Known as ‘The Old Oak Slave Tree’, this 200 year old specimen was among the first trees that were planted in 1811, when the magistrate at the time, van Kervel, compiled the original layout of the town.
On closer inspection one will observe a chain that is deeply embedded in the trunk of the tree along with a lock that dates back to 1890.
According to a book on the history of colonists and slaves, under a paragraph titled ‘Emancipation of slaves in 1834’ some slaves were held and sold in the George area around that time. Underneath a drawing of a person chained to a tree is the inscription ‘An old tree still exists today, where the slaves were once chained and sold’.

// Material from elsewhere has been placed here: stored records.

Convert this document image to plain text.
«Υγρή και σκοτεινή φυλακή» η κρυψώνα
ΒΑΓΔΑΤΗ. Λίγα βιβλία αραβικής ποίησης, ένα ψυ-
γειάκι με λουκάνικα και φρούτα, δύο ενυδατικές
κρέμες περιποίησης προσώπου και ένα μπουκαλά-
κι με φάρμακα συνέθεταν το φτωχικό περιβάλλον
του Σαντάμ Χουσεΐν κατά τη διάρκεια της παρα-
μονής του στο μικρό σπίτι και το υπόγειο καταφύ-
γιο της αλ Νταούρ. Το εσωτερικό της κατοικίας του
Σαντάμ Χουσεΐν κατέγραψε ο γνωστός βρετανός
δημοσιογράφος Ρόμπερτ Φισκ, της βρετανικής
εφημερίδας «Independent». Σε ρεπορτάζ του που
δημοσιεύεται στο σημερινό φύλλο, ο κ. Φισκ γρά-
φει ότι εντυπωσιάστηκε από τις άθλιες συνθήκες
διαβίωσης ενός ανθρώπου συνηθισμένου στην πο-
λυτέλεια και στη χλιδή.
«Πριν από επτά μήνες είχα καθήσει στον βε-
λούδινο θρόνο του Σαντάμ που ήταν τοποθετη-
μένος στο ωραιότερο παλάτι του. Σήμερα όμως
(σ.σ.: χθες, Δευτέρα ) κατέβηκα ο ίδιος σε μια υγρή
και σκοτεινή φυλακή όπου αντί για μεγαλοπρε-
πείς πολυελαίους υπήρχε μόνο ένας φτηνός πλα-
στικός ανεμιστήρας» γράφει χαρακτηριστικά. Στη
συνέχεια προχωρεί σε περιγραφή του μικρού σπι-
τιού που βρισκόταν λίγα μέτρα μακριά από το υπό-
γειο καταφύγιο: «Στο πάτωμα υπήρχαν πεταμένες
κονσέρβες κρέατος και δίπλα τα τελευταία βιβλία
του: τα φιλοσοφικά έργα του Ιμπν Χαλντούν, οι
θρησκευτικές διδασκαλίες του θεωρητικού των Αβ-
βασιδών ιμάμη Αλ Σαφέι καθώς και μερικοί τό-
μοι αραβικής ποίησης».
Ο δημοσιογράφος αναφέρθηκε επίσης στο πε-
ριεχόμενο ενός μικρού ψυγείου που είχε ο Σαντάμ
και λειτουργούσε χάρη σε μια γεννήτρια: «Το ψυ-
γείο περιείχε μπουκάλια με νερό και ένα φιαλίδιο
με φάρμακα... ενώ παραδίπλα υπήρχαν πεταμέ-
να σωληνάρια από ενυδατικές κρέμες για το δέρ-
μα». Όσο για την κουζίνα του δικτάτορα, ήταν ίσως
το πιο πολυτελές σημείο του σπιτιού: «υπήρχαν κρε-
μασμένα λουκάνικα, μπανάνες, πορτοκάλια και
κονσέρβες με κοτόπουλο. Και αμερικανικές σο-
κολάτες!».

This story appears to be unsubstantiated however as there are others who believe that the chain around the tree was employed to secure a large roller that was used to maintain a tennis court which was apparently in close proximity to the tree at that time.
Nobody seems to be sure which story is true but despite this ‘The Old Slave Tree’, a declared National Monument, is worth a visit to reflect a while on it’s long history and to appreciate it’s massive dimensions, all of which have made this magnificent tree a worthy candidate for protection.